Los pintxos, una de sus grandes virtudes
La ruta de las tapas y de los pintxos no es una recomendación, es una obligación. Una de las paradas imprescindibles es el Bar Gran Sol, que tiene pintxos conocidos como el Tizón, un brioche relleno de Changurro: el Mika, una reinterpretación de la brocheta de gambas con bacon; o la Sardara, un bacalao en tres texturas. Aunque si te podemos asegurar una cosa... vayas a donde vayas encontrarás verdaderos manjares.

Para foodies empedernidos como nosotros hay algunos platos que deberían estar en tu menú del día: las croquetas (de chipirones, de jamon, de bacalao), la zamburiñas a la plancha, el pintxo de mejillones o el pintxo de chipiron relleno de foie.
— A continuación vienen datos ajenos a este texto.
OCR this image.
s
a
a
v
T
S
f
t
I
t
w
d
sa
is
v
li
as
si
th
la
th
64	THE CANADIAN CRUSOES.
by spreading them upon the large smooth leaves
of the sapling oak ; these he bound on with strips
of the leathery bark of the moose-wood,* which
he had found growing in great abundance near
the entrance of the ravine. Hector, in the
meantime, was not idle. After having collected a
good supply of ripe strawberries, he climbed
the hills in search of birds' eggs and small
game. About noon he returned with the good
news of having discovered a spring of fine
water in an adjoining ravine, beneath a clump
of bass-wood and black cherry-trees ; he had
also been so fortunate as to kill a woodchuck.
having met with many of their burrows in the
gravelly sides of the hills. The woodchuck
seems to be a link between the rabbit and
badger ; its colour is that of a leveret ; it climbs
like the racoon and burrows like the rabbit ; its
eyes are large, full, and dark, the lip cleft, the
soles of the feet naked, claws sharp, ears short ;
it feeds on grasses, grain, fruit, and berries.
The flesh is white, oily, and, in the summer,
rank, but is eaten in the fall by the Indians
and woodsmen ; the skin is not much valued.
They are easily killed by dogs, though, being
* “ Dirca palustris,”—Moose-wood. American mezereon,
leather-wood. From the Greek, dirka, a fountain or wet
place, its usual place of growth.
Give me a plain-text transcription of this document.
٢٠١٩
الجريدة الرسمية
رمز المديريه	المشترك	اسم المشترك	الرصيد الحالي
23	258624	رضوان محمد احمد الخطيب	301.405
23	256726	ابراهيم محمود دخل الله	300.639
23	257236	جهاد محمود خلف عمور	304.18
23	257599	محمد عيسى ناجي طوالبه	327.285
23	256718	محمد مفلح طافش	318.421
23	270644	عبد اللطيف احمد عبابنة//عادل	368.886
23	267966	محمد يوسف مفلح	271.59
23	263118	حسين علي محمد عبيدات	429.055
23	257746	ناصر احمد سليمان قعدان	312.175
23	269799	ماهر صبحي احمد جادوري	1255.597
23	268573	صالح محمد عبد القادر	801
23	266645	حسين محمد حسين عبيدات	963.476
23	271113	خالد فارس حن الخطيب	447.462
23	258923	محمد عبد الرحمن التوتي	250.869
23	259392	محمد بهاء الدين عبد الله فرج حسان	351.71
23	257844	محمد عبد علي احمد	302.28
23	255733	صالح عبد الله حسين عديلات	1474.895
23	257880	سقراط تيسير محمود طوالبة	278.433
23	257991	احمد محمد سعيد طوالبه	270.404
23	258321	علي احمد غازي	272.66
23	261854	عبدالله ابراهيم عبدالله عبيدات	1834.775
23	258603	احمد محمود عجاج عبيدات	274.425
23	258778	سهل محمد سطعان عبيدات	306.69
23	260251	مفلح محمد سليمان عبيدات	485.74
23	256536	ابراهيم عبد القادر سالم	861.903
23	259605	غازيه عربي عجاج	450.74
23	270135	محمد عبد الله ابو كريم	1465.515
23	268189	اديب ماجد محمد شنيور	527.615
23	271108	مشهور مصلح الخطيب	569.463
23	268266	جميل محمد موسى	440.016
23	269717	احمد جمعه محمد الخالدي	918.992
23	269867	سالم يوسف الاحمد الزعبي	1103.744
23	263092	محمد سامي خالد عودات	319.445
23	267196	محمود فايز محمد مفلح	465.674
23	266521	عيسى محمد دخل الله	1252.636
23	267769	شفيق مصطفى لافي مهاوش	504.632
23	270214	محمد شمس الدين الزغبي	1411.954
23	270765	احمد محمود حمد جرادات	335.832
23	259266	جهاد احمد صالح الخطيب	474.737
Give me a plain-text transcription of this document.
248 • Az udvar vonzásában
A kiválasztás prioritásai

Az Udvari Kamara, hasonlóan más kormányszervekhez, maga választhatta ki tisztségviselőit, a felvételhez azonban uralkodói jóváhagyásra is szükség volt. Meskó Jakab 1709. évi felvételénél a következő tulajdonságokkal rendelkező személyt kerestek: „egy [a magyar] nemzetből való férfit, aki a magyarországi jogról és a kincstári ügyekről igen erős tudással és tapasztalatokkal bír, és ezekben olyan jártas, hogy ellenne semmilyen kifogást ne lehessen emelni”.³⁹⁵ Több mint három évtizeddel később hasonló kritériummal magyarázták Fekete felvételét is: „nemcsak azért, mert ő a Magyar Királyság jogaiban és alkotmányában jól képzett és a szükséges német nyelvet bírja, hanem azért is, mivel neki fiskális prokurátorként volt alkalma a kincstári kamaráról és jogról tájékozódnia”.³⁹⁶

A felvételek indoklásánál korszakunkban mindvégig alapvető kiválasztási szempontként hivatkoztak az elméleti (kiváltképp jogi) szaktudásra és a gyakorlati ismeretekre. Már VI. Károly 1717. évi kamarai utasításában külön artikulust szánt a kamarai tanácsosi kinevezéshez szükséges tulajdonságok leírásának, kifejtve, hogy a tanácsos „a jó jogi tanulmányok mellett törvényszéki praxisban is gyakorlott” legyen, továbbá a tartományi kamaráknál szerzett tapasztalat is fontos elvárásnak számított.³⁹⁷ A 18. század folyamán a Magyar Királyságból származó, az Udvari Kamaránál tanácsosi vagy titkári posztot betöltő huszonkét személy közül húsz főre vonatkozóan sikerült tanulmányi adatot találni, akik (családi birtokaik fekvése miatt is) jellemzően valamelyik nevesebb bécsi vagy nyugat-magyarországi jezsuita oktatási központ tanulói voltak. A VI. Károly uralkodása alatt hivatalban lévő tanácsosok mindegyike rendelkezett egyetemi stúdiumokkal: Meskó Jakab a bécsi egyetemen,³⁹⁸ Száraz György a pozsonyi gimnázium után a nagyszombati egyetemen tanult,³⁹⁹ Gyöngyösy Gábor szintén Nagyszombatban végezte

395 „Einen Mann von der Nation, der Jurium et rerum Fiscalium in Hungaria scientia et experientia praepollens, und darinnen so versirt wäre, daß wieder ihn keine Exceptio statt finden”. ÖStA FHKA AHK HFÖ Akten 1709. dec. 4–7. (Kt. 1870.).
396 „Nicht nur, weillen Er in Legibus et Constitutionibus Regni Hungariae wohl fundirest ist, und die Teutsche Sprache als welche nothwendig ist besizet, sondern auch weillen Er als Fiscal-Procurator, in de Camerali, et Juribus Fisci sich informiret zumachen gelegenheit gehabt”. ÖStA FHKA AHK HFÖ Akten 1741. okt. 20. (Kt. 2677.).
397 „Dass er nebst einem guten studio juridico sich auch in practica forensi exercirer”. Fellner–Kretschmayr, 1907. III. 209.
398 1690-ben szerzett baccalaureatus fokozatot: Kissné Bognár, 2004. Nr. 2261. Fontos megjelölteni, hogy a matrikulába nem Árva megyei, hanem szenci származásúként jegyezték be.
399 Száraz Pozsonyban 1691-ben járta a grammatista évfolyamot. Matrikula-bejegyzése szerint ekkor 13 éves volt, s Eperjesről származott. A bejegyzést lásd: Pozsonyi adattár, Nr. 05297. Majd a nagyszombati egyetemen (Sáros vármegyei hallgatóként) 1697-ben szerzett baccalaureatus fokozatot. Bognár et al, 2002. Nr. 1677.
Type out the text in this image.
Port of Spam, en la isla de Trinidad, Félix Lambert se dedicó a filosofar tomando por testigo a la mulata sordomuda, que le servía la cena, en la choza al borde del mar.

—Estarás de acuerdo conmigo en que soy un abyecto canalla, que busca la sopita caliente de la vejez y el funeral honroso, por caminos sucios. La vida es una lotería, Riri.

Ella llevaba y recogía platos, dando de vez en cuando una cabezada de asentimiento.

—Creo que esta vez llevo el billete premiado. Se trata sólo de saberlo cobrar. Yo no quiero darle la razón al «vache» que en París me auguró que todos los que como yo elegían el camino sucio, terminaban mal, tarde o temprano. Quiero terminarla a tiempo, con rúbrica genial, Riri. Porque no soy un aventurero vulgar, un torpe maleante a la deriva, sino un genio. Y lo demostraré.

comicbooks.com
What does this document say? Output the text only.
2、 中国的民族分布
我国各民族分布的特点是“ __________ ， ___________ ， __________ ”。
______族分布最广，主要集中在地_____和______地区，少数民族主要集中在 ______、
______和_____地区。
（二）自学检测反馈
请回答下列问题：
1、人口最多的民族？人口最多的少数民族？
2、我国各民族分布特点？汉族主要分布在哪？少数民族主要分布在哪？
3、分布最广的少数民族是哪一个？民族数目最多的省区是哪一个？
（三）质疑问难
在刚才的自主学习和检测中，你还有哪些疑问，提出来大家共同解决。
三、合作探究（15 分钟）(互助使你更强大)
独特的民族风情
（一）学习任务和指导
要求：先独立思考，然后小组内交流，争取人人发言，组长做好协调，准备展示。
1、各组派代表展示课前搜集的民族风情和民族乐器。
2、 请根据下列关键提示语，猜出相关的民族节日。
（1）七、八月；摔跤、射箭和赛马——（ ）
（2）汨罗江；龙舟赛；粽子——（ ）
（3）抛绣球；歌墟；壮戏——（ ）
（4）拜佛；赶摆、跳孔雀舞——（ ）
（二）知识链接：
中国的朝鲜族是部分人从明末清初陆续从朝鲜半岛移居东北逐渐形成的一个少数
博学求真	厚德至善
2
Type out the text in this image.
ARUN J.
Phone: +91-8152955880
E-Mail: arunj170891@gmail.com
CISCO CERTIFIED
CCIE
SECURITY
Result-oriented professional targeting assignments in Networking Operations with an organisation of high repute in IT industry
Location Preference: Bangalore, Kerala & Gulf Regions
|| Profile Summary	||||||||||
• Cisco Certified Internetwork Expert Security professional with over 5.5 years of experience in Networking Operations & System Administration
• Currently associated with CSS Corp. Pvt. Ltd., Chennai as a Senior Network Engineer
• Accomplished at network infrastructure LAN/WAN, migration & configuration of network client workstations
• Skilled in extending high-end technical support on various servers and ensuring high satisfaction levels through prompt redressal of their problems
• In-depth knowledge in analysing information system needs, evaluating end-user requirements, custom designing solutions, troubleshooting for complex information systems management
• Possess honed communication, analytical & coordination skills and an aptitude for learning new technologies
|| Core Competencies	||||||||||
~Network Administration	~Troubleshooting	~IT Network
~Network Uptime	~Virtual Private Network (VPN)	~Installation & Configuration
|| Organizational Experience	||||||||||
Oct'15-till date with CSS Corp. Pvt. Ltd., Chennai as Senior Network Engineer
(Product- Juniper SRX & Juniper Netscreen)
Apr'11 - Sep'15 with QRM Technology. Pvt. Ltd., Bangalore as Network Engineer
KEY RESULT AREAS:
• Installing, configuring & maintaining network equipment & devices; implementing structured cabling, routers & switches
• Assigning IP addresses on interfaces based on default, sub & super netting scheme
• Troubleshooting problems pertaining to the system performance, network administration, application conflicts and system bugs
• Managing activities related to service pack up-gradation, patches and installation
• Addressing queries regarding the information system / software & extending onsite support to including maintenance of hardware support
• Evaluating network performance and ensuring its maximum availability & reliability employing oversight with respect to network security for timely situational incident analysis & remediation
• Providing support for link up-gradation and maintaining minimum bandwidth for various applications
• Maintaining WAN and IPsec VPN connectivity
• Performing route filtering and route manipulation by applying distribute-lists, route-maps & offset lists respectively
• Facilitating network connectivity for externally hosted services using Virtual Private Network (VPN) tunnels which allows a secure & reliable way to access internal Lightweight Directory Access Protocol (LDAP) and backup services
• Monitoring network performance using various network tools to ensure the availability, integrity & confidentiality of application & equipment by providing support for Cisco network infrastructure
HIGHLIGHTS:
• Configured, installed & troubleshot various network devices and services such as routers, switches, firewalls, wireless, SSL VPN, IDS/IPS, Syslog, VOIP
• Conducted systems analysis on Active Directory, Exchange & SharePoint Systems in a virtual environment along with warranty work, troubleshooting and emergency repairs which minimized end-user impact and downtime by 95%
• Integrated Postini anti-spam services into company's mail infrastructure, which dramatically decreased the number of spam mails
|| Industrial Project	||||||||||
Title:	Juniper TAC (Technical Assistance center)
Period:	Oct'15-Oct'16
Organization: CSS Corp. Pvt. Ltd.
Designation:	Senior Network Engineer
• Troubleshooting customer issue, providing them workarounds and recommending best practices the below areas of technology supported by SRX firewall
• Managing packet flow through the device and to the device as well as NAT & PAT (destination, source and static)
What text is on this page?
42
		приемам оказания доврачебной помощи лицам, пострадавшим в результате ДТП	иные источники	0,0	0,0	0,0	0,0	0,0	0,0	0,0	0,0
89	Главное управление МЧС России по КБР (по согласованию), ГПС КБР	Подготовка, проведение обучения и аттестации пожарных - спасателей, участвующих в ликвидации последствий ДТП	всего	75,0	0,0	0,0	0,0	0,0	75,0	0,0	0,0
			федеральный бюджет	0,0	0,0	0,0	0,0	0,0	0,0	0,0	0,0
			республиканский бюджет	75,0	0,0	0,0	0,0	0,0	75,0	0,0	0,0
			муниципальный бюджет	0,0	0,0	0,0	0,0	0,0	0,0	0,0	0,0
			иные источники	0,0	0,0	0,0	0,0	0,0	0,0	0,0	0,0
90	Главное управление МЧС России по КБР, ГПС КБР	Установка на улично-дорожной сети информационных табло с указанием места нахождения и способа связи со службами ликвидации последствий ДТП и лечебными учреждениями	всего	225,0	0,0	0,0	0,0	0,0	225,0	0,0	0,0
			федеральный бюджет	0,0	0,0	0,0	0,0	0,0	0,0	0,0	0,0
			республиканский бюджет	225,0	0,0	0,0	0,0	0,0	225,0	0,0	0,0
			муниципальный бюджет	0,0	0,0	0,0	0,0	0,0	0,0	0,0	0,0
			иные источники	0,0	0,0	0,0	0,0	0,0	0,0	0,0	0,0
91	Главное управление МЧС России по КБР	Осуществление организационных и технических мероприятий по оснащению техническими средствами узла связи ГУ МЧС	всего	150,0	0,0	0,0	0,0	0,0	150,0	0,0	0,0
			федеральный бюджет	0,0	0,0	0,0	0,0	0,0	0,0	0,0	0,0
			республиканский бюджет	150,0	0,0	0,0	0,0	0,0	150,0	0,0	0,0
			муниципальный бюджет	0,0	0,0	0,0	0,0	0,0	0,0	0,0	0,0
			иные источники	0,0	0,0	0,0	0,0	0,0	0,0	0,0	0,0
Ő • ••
Si eres más clásico... vete por la tortilla. Vayas donde vayas encontrarás buenas raciones en diversas versiones: normales, rellenas de jamon y queso o con pimientos.
¿Qué ver en los alrededores de Hondarribia?
La posición de Hondarribia es privilegiada para descubrir otros lugares, como del vecino País Vasco francés. Una región francesa que mantiene el idioma de los vascos y que es famosa por tener algunos de los pueblos más bonitos y escénicos del mundo. Algunos de los imprescindibles son Hendaya y Anglet, Biarritz o Bayona. Todos ellos claros ejemplos de la belleza y el encanto de pueblos que, también, merecen una visita.